Agreeing and sharing a clear ambition at project level is the cornerstone of a good relationship, enabling cross disciplinary teams to discuss issues in a common context and reduce the potential for confusion or conflict over what the teams expect to achieve. At an organisational level, a clear mission statement forms the basis of a cohesive culture, which positively feeds back into project teams.
It is vital that teams communicate early and often, starting with scheduled workshops. After that, emails and digital communication are useful ways to communicate but nothing compares to face-to-face collaboration. Written and verbal communication is rarely enough when design teams translate an idea for engineers; you need hand models, sketches, CAD or prototypes that are immeasurably more illustrative than just an email.
Involving engineering early in the design process enables issues to be identified and resolved more quickly. Both parties will gain a much fuller understanding of complexities by allowing engineers to work in CAD at the concept and exploratory phases and iterate in conjunction with designers. This early collaboration transforms the hand-off period into a fluid, naturally evolving process of development and refinement. It allows the designer to focus specifically on design itself rather than the implementation of the design in CAD, allowing them to work more freely, knowing that there is some degree of oversight on their work.
Sharing a work area encourages natural and fluid interactions that can’t be matched by scheduled meetings or online interactions. Sure, you could organise weekly/bi-weekly or daily meetings but it is hard to the replace the value of spontaneous micro-meetings that happen when disciplines live together. Some of our most innovative ideas come from impromptu “collisions” between engineers and designers rather than organised meetings. It is also much easier to spread and embed a company culture across disciplines when teams interact naturally on a daily basis.
Engineering cannot rely on traditional techniques or practices to solve novel problems that arise from a creative design team that’s driving product development. They have to be far more adaptable and innovative and take cues from the design process. They should use exploratory and iterative techniques to progress a project, in much the same way that designers do. Combine this approach with traditional analytical engineering and you will develop a creative and user-focused team that can interface more easily with design professionals.
While engineers and designers are fundamentally different – and this difference is important to the development process – don’t underestimate the engineering capabilities of designers or the valuable insights engineers can bring to a design discussion. By leveraging individual capabilities regardless of background, you tighten relationships between teams.

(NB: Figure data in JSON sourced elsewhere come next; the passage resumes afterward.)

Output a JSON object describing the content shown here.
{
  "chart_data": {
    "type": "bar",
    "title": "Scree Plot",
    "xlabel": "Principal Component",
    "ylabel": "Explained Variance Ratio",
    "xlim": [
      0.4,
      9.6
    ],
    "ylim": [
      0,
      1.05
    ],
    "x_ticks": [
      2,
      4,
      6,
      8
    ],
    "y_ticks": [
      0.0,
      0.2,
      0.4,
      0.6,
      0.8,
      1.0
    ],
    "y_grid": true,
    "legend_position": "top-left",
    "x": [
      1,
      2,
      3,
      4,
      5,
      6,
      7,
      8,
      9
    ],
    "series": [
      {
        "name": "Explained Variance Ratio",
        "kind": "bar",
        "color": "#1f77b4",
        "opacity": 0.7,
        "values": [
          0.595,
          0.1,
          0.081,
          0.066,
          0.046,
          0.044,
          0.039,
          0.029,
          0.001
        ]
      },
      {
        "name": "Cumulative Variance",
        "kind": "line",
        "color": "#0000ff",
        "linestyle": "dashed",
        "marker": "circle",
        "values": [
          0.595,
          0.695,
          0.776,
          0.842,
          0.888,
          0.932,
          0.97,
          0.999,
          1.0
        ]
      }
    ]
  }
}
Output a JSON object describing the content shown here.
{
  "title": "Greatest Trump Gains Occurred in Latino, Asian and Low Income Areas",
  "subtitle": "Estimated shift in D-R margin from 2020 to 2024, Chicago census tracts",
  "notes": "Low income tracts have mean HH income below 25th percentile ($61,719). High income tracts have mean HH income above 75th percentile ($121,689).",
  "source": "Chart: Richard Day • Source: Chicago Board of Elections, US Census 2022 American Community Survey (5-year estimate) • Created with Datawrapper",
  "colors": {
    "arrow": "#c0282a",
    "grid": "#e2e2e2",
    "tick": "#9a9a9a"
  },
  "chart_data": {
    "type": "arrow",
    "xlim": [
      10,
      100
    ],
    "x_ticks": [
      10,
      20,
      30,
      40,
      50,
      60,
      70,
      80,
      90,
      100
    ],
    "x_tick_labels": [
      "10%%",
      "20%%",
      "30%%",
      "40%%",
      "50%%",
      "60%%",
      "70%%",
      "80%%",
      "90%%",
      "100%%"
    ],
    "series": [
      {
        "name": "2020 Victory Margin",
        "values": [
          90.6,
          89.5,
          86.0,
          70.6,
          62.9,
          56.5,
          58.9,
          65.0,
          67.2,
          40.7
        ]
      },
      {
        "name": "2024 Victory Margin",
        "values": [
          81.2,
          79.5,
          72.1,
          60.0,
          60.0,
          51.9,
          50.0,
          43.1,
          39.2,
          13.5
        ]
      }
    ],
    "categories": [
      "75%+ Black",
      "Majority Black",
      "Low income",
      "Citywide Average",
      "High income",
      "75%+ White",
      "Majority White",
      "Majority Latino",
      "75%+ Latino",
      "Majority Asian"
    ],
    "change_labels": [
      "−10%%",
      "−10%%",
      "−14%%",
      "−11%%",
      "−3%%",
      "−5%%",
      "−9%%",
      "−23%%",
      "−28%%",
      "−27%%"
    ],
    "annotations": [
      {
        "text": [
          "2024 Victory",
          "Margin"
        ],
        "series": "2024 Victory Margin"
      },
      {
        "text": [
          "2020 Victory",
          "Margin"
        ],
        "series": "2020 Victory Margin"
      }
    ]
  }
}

More importantly, you gain valuable team members that bring different perspectives to the project.
Integration of design and engineering is a way of life at Design Partners. All of the above have been instrumental in forging the culture of the company. Our engineering teams iterate and explore like designers; our designers appreciate the importance of analytical engineering. The result is a much more creative and user-focused team that works together to deliver quality products, on time and in budget.